A new report looking at nursing home provision in Ireland highlights that there is a threat to the sustainability of care due to increased costs.

The study, commissioned by Nursing Homes Ireland and carried out by PwC, found that the cost of care has risen considerably since 2017.

The report comes against the backdrop of 31 private and voluntary nursing home closures over the last three years.

According to PwC, there is a funding crisis in the nursing home sector.

It highlights a 36% increase in the operational cost of care per resident since 2017.

In addition to this, 31 nursing homes and 915 beds have closed in the last three years.

The research also notes that one third of nursing homes surveyed lost money last year – up from 19% the previous year - and calls for reform of the Fair Deal scheme, as well as the immediate provision of necessary funding to prevent further closures.

Commenting on the report, Nursing Homes Ireland said more nursing home closures are inevitable without substantial reforms.

The report, titled 'Challenges for Nursing Homes in the Provision of Older Persons Care', outlines how nursing homes are under pressure as they deal with increasingly complex resident profiles.

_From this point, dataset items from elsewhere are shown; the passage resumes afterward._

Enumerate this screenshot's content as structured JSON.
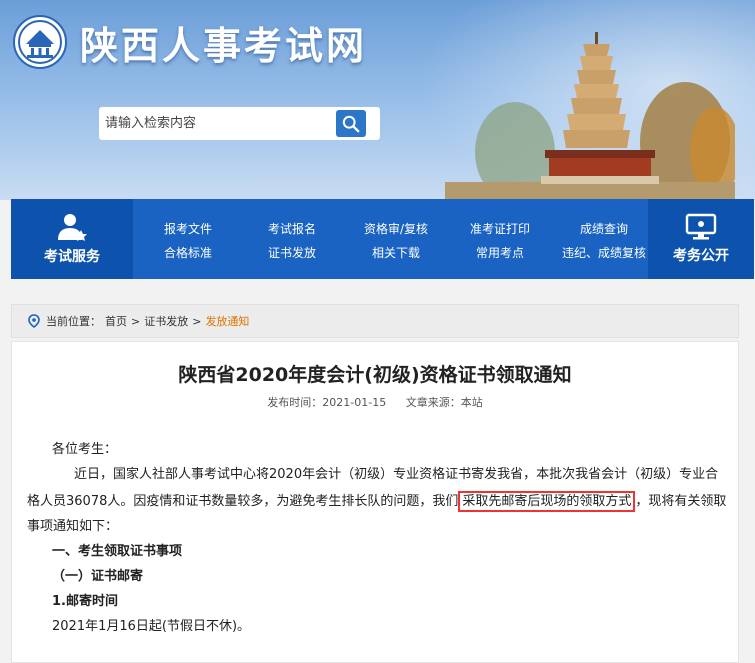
{
  "site": {
    "title": "陕西人事考试网"
  },
  "search": {
    "placeholder": "请输入检索内容"
  },
  "nav": {
    "left_label": "考试服务",
    "right_label": "考务公开",
    "columns": [
      [
        "报考文件",
        "合格标准"
      ],
      [
        "考试报名",
        "证书发放"
      ],
      [
        "资格审/复核",
        "相关下载"
      ],
      [
        "准考证打印",
        "常用考点"
      ],
      [
        "成绩查询",
        "违纪、成绩复核"
      ]
    ]
  },
  "breadcrumb": {
    "label": "当前位置：",
    "home": "首页",
    "sep": ">",
    "section": "证书发放",
    "current": "发放通知"
  },
  "article": {
    "title": "陕西省2020年度会计(初级)资格证书领取通知",
    "publish_label": "发布时间：2021-01-15",
    "source_label": "文章来源：本站",
    "greeting": "各位考生：",
    "para1_a": "近日，国家人社部人事考试中心将2020年会计（初级）专业资格证书寄发我省，本批次我省会计（初级）专业合",
    "para1_b": "格人员36078人。因疫情和证书数量较多，为避免考生排长队的问题，我们",
    "para1_highlight": "采取先邮寄后现场的领取方式",
    "para1_c": "，现将有关领取",
    "para1_d": "事项通知如下：",
    "h1": "一、考生领取证书事项",
    "h2": "（一）证书邮寄",
    "h3": "1.邮寄时间",
    "line_last": "2021年1月16日起(节假日不休)。"
  },
  "colors": {
    "nav_blue": "#1a63c2",
    "nav_dark": "#0d53ad",
    "highlight": "#e07200",
    "box_red": "#e33333"
  }
}
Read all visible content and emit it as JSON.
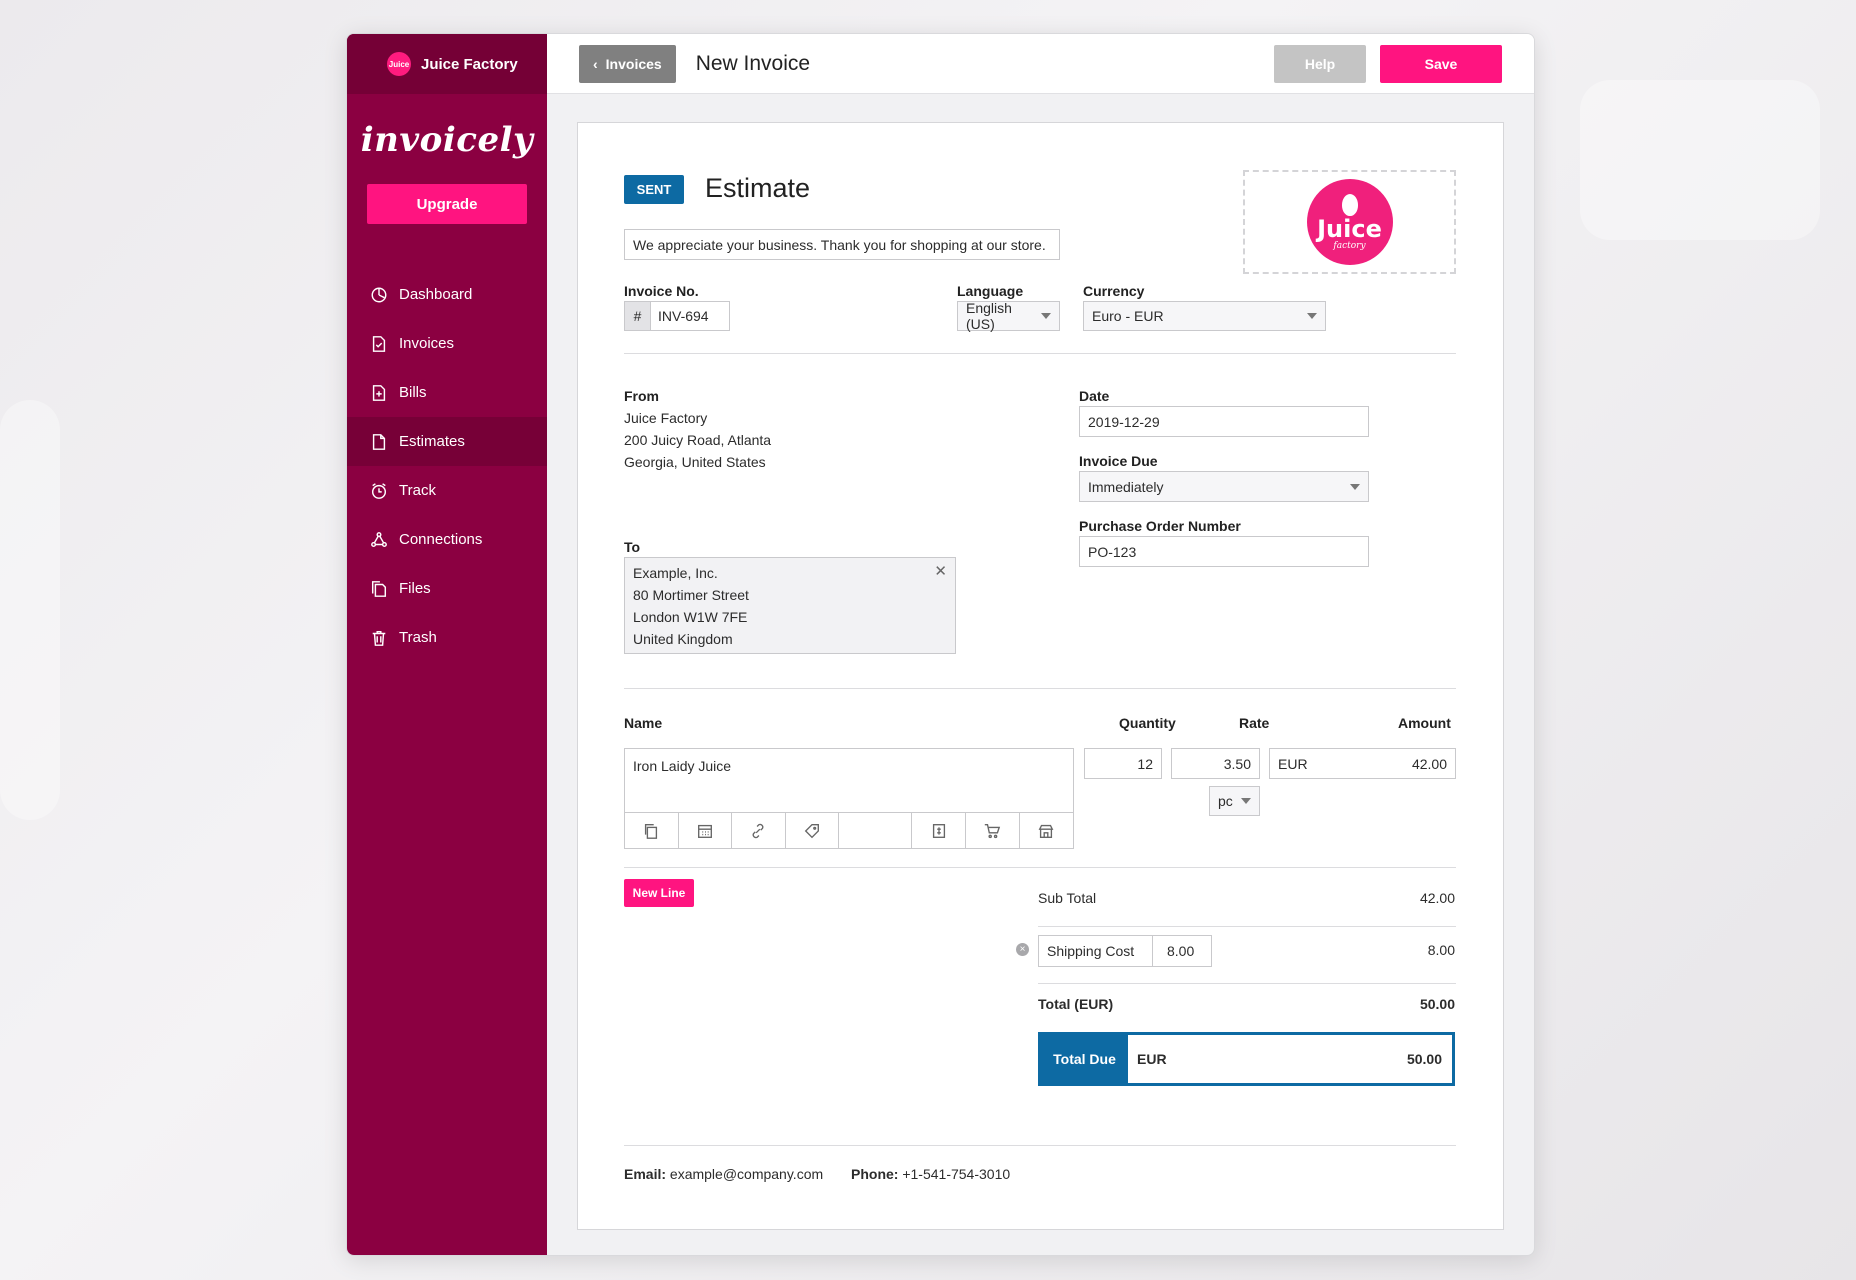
{
  "sidebar": {
    "company_name": "Juice Factory",
    "company_logo_text": "Juice",
    "brand": "invoicely",
    "upgrade_label": "Upgrade",
    "items": [
      {
        "label": "Dashboard",
        "icon": "dashboard-icon"
      },
      {
        "label": "Invoices",
        "icon": "invoices-icon"
      },
      {
        "label": "Bills",
        "icon": "bills-icon"
      },
      {
        "label": "Estimates",
        "icon": "estimates-icon",
        "active": true
      },
      {
        "label": "Track",
        "icon": "clock-icon"
      },
      {
        "label": "Connections",
        "icon": "connections-icon"
      },
      {
        "label": "Files",
        "icon": "files-icon"
      },
      {
        "label": "Trash",
        "icon": "trash-icon"
      }
    ]
  },
  "topbar": {
    "back_label": "Invoices",
    "title": "New Invoice",
    "help_label": "Help",
    "save_label": "Save"
  },
  "document": {
    "status": "SENT",
    "title": "Estimate",
    "logo_word": "Juice",
    "logo_sub": "factory",
    "message": "We appreciate your business. Thank you for shopping at our store.",
    "invoice_no_label": "Invoice No.",
    "invoice_no_prefix": "#",
    "invoice_no": "INV-694",
    "language_label": "Language",
    "language": "English (US)",
    "currency_label": "Currency",
    "currency": "Euro - EUR",
    "from_label": "From",
    "from_lines": [
      "Juice Factory",
      "200 Juicy Road, Atlanta",
      "Georgia, United States"
    ],
    "to_label": "To",
    "to_lines": [
      "Example, Inc.",
      "80 Mortimer Street",
      "London W1W 7FE",
      "United Kingdom"
    ],
    "date_label": "Date",
    "date": "2019-12-29",
    "due_label": "Invoice Due",
    "due": "Immediately",
    "po_label": "Purchase Order Number",
    "po": "PO-123"
  },
  "items": {
    "headers": {
      "name": "Name",
      "quantity": "Quantity",
      "rate": "Rate",
      "amount": "Amount"
    },
    "row": {
      "name": "Iron Laidy Juice",
      "quantity": "12",
      "rate": "3.50",
      "unit": "pc",
      "currency": "EUR",
      "amount": "42.00"
    },
    "new_line_label": "New Line"
  },
  "totals": {
    "subtotal_label": "Sub Total",
    "subtotal": "42.00",
    "shipping_label": "Shipping Cost",
    "shipping_input": "8.00",
    "shipping": "8.00",
    "total_label": "Total (EUR)",
    "total": "50.00",
    "total_due_label": "Total Due",
    "total_due_currency": "EUR",
    "total_due": "50.00"
  },
  "footer": {
    "email_label": "Email:",
    "email": "example@company.com",
    "phone_label": "Phone:",
    "phone": "+1-541-754-3010"
  },
  "colors": {
    "sidebar": "#8b0041",
    "accent": "#ff1480",
    "status": "#0d6aa3"
  }
}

It cites infection prevention control requirements, recent inflationary pressures, and health sector-wide staffing shortages as issues driving operational costs up.

Nursing home staff are now caring for residents with more complex needs, it says, with those in need of care being older, of higher dependency, and requiring a greater number of care hours.

Nursing Homes Ireland Chief Executive Tadhg Daly said the findings "present an uncertain future for the care of our ageing population and our sector".

"It must serve as a further wake-up call for Government," he said, adding that the report presents "a chasm between expenditure incurred and income received under Fair Deal".